Pour répondre à cette question il faut peut-être d’abord reprendre la définition de l’intimité, qui ne me semble pas être en réalité le tréfonds de nous-même, ce que nous approcherions par des métaphores de profondeur, ou de plongée en soi. L’intime, c’est certainement la possibilité de se laisser transformer et changer par quelque chose qui advient en nous. Et c’est parce que cette chose est différente, qu’elle soit belle ou effrayante que nous souhaitons la soustraire au regard. L’intime c’est la mise en dialogue avec l’altérité, c’est pourquoi la fée Mélusine -une fée bâtisseuse- m’en a semblé la meilleure allégorie. Parce qu’elle porte sur son propre corps un élément qui la rend systématiquement étrangère à elle-même. La traduction de son nom signifie « Brouillard de la mer », elle ne se laisse pas voir. 

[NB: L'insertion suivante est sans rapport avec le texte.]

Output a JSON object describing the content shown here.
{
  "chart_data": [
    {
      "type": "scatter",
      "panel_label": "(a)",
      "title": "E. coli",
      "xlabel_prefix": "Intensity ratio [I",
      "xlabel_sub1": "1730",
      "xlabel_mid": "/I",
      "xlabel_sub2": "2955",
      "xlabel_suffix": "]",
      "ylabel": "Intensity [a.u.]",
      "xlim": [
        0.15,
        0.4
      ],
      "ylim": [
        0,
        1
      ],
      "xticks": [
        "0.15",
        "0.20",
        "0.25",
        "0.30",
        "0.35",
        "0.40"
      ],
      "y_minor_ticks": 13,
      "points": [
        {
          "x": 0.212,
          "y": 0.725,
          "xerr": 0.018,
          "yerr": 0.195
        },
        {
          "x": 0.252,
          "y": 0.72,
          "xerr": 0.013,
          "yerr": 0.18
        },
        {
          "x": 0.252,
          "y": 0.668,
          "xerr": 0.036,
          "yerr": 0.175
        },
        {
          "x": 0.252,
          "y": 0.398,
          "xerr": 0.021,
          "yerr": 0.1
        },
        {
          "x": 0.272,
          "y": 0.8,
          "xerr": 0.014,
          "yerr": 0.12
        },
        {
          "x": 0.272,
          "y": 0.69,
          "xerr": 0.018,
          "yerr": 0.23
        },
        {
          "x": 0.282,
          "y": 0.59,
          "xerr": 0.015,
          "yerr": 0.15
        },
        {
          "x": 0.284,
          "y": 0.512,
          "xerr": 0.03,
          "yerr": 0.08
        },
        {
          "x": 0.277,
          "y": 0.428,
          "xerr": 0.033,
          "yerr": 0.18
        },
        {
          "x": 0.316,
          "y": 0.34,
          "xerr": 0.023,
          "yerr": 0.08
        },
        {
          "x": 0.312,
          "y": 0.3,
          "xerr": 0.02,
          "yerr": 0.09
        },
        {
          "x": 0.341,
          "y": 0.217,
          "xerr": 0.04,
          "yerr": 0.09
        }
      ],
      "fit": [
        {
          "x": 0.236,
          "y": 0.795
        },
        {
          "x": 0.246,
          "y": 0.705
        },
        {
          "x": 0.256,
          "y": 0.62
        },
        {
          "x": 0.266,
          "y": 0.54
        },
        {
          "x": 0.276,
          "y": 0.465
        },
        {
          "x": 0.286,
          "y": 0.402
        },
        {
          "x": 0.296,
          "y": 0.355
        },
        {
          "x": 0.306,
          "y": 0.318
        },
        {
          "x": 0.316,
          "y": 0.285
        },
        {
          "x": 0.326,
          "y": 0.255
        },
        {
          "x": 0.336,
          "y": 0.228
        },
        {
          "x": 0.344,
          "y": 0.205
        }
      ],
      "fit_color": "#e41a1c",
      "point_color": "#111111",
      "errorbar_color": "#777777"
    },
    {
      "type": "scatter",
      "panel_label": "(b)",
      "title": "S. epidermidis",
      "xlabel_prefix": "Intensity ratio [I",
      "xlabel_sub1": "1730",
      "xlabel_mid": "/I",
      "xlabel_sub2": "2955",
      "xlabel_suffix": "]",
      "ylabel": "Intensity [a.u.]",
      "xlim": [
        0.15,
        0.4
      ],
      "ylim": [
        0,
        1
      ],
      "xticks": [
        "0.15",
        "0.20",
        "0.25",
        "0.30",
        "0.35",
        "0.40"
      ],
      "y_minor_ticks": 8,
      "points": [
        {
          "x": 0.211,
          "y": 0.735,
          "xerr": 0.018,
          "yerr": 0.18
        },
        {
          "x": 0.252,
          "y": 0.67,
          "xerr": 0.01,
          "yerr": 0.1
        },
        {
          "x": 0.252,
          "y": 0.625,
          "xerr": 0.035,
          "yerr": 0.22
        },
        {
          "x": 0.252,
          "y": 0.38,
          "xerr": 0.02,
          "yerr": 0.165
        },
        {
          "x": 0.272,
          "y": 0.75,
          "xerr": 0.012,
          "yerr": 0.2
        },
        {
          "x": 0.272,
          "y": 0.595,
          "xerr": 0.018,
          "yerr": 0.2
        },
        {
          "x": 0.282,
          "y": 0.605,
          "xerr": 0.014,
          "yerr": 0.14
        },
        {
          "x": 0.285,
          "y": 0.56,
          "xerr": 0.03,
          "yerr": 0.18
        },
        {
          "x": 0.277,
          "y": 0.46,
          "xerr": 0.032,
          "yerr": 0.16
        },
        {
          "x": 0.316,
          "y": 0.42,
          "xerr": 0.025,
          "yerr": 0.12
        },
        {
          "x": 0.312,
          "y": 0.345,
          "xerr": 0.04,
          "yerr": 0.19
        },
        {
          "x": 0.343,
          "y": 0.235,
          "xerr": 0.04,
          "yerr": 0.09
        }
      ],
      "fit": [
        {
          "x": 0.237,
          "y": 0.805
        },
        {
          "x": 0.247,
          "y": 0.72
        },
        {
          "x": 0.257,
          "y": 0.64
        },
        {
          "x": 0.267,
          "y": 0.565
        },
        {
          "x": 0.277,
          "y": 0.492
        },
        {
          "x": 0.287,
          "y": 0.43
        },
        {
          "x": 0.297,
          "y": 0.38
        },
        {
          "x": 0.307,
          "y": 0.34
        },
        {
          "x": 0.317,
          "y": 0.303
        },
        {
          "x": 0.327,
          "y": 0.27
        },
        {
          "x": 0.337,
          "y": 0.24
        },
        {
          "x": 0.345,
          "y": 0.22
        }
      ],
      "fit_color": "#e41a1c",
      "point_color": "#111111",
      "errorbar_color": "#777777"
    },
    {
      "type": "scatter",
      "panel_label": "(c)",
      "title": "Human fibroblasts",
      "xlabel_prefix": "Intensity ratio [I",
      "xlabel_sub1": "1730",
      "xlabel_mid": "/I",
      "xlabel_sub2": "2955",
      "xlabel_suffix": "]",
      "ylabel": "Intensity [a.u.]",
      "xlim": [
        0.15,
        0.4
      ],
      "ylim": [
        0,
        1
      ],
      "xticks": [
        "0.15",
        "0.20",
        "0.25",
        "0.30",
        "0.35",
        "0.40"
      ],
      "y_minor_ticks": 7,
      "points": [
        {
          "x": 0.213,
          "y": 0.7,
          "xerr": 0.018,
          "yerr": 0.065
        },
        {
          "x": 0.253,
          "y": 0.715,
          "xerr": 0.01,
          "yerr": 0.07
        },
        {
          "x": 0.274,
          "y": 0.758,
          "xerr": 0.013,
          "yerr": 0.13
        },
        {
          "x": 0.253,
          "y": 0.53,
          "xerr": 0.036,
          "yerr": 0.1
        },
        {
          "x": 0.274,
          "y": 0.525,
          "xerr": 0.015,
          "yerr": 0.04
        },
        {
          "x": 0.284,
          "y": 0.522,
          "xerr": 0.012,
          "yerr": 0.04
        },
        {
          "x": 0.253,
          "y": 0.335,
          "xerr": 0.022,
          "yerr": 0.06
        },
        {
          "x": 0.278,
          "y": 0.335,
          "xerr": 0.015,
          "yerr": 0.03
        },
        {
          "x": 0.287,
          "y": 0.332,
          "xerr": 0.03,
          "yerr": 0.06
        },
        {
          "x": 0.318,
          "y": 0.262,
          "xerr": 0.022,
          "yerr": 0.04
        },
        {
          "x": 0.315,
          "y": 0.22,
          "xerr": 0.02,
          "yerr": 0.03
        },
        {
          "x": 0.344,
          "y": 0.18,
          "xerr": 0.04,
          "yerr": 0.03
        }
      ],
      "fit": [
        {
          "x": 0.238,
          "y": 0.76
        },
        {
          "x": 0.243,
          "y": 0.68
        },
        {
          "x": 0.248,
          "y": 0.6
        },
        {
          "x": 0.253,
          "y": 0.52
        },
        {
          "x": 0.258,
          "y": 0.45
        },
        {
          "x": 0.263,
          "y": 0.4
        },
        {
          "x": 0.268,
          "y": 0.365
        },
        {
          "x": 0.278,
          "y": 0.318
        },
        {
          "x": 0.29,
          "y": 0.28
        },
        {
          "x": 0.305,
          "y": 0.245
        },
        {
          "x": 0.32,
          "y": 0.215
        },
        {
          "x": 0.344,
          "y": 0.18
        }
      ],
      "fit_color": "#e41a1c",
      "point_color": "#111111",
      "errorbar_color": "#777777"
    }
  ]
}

J’invite chacun à redécouvrir son histoire, pour rappel, sa mère lui a jeté un sort : elle ne pourra se marier que si chaque samedi elle peut s’isoler de son mari pour cacher la queue de serpent qui lui pousse ce jour-là. Mélusine représente finalement une conception classique du féminin : d’une immense beauté, aimante pour ses enfants, elle est aussi un monstre hybride, une créature effrayante à qui son mari Raymondin prêtera la faute de l’adultère. Si l’on est attentif à la légende, on comprend vite que Mélusine subit son intimité mais parvient tout autant à en faire quelque chose, mais là où ne l’attend pas. C’est en effet seulement la nuit que cette fée bâtit la cité, soustraite à tous les regards. Ce qui suppose que le fait de se soustraire, de prendre des temps de retrait est inséparable de la création. Ainsi, là où on attend toujours la question de l’intime et du féminin, c’est-à-dire dans la question anatomique, du sexe caché ou des règles on voit que cette intimité nécessaire à la femme est celle de son désir presque politique, l’empreinte qu’elle laisse dans la cité, c’est ici que son dialogue intérieur se joue finalement avec le plus de conséquences. 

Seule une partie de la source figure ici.